我們看到,流入地城市的戶籍制度對勞動力遷移形成制度壁壘,限制了跨地區和城鄉之間統一勞動力市場的建立,固化了城鄉之間的壁壘,以及造成日益嚴峻的社會分化。而在遷移流動的流出地,農村居民的土地擁有和使用、農地制度的產權安排和農地市場流轉的制度體系的狀況,也影響農村勞動力的遷移流動和向城鎮轉移。因此,城鎮化發展同時需要農地制度改革的銜接配套。有效的農地制度改革能夠減弱農民對土地的依附性,增強勞動力市場活性,進一步推動農村勞動力的遷移和城鎮化,并因此推動城鄉結構的調整。
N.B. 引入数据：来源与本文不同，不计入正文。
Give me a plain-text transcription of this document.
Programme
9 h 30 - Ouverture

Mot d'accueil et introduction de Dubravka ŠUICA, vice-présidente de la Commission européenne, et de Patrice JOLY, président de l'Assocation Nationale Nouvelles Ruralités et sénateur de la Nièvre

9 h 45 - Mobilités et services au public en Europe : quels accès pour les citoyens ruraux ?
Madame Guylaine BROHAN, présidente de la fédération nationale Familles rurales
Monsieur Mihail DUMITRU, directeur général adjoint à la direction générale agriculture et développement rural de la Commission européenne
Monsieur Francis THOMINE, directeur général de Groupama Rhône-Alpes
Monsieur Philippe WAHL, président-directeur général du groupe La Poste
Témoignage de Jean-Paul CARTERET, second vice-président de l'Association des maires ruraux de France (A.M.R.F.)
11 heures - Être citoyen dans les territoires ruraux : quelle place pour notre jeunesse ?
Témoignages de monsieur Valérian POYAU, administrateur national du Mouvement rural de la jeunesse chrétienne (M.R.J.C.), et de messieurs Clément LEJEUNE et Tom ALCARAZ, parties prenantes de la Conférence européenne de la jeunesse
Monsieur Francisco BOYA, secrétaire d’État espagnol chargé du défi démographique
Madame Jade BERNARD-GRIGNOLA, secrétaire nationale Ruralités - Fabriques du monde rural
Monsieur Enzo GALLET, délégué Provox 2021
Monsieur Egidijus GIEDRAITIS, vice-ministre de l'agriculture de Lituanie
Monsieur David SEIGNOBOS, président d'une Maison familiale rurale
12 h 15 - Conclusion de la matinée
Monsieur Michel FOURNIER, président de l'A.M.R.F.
農地改革有利于提高農業勞動生產率,通過余糧率的提高、通過剩余勞動力的釋放,能夠進一步支撐城鎮化和經濟結構的非農化調整。有效的農地改革也有助于提高土地要素的資源配置效率,實現城鎮化過程中土地空間利用的優化。同時,合理的農地制度也關系到農民土地利益的保障和土地財產權利的實現。缺乏合理有效的農地制度改革,會限制中國城鎮化的發展,也會使農民在城鎮化過程中利益受損。
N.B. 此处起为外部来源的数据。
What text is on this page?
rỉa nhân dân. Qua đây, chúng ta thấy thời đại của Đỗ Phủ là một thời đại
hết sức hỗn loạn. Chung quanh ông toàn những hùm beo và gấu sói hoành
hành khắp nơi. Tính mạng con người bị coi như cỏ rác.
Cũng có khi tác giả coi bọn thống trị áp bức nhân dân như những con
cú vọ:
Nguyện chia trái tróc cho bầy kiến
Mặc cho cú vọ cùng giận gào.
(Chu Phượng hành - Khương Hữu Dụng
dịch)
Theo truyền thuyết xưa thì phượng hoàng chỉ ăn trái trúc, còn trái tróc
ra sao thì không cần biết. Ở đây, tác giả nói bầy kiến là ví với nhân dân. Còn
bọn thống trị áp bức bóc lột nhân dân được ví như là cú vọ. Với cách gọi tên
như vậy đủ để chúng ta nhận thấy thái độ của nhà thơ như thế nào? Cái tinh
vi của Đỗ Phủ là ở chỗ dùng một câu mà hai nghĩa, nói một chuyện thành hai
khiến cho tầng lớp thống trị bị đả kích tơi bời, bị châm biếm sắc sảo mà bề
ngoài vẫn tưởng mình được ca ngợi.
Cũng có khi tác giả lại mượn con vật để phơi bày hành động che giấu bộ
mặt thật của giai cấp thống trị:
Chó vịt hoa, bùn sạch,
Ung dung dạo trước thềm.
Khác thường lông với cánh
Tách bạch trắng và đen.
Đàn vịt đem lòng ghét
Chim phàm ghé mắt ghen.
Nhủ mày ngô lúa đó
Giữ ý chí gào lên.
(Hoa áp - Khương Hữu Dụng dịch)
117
對于構建有效的城鎮化發展制度體系來說,加快農地流轉和農地制度改革對于支持農村勞動力鄉城遷移發揮積極作用。農村勞動力向城市轉移遷移,除了受到城市非農產業的就業機會、收入預期,城市部門的戶籍壁壘狀況,以及受到遷移者本身的人力資本和社會資本因素的影響,流出地的農民家庭的土地狀況和土地制度安排同時影響農村人口向城市轉移和城鎮化。因此,在當前時期推動農地制度改革,包括農地的轉讓、農地互換(例如農村農地和城市郊區建設用地的互換),作為農地使用經營權的流轉,將增強農村勞動力轉移進入城市和獲得城市戶籍的意愿。而農地流轉的市場交易制度發展得越完善(例如相對于口頭交易方式、采取更加規范的書面交易方式),也會有助于勞動力的鄉城遷移。隨著農業勞動生產率的提高,我國仍然存在相當規模的農村剩余勞動力,但是農地產權制度和戶籍身份掛鉤、以及農地確權不到位、土地流轉的制度體系建設不足,實際上會限制農村勞動力向城市轉移,并因此會加劇城鎮部門的勞動力有效供給不足,并因此制約中國的城鎮化發展。
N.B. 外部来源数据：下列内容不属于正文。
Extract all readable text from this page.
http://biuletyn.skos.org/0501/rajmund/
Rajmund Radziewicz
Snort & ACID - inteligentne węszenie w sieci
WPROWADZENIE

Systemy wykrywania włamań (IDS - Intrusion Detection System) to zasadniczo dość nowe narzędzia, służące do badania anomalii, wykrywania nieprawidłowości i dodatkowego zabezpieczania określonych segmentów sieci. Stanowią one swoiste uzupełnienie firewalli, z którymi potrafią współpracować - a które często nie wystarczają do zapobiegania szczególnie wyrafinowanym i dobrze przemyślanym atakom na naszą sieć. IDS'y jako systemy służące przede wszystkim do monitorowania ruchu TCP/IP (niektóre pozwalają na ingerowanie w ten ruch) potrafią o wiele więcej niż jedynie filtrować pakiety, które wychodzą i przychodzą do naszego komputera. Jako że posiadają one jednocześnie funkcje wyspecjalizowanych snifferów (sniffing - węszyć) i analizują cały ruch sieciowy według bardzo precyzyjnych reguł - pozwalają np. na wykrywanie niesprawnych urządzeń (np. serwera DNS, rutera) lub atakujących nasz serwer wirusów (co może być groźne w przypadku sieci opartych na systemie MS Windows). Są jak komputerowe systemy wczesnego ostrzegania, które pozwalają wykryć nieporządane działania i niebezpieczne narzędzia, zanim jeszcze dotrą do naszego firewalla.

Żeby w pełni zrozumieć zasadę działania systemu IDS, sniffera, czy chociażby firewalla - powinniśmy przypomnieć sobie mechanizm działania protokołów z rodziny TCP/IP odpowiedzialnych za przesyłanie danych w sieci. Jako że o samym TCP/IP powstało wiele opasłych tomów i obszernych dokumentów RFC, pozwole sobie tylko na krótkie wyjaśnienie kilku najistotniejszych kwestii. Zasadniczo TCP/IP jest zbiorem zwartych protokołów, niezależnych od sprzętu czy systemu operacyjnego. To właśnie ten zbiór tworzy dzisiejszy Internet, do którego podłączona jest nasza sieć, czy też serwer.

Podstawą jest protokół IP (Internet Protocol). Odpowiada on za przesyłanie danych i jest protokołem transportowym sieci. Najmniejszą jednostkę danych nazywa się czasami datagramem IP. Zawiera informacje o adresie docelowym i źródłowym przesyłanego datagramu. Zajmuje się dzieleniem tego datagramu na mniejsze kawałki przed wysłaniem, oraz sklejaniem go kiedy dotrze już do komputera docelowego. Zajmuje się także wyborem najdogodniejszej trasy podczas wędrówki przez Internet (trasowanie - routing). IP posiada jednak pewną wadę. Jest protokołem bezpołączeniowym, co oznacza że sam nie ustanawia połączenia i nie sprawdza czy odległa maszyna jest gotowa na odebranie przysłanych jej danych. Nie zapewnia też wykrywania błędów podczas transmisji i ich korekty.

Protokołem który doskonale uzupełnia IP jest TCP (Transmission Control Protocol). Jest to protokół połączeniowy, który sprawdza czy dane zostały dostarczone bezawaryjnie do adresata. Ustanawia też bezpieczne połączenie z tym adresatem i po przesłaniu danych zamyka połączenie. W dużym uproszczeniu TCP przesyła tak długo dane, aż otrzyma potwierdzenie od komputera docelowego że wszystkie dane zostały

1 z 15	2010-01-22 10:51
在我國的城鎮化過程中,進一步增強城鎮部門的經濟增長和加快戶籍制度改革,從而更大強度地吸納農村勞動力轉移是必要的。與此同時,農村部門也需要通過農地產權制度和流轉制度改革,改變農民對土地的依附性,使農民從土地束縛中解脫出來,才能將農村土地改革和城鎮戶籍改革構成相互配套的循環,從而更好地支持我國的城鎮化發展。城鎮化離不開城鎮部門的非農經濟發展和戶籍制度的開放性,也離不開農村地區積極推動農地制度的調整改革。如果說聯產承包制度作為1970年代后期以來第一波的農地制度改革,對于推動中國城鎮化和經濟發展發揮了巨大作用,以農地流轉為核心的農地制度改革,將會成為中國當前階段加快農村改革和推進城鎮化發展的核心。正如制度經濟學的經典理論所證明,明晰的產權界定和有效的制度安排對于提高資源配置效率和推動經濟發展具有積極作用。在城鎮化發展的新的歷史時期,農地制度應該適應城鄉發展的具體實際進一步進行改革,才能不斷創造出我國的城鎮化和經濟發展的動力機制。
在另一個方面,農地制度改革需要加強農地流轉的制度規范和市場體系建設。缺乏農地確權和缺乏明確的農地流轉制度安排,不僅阻礙了農村勞動力外出遷移,也造成了遷移的短期性。由于缺乏農地流轉的制度化安排和對農地流轉缺乏的可靠的收益預期,農村勞動力的外出遷移是靈活性和彈性的。農村遷移勞動力本身也并非完全希望獲得城市戶籍,他們選擇在城市臨時性就業和居住。由于土地流轉制度性安排的不規范性和預期的不穩定性,同時限制了遷移流動人口及時調整其土地安排,出現農村土地閑置和拋荒等現象。可以看到,遷移人口甚至更不愿意進行農地的轉讓,他們通過匯款、周期性返回農村,以及家庭分離的家庭分工模式來宣示其對農地的實際擁有和使用權利,希望兼顧農地產權和城鎮化過程的經濟利益。這樣,產權不明晰狀態下的農地制度和模糊的農地流轉市場安排,會限制鄉城市遷移和阻礙遷移人口真正進入城市。同時,農地制度缺乏制度保障和存在模糊性,也不利于資本力量進入農村和農業地區,不利于農地資源的優化配置。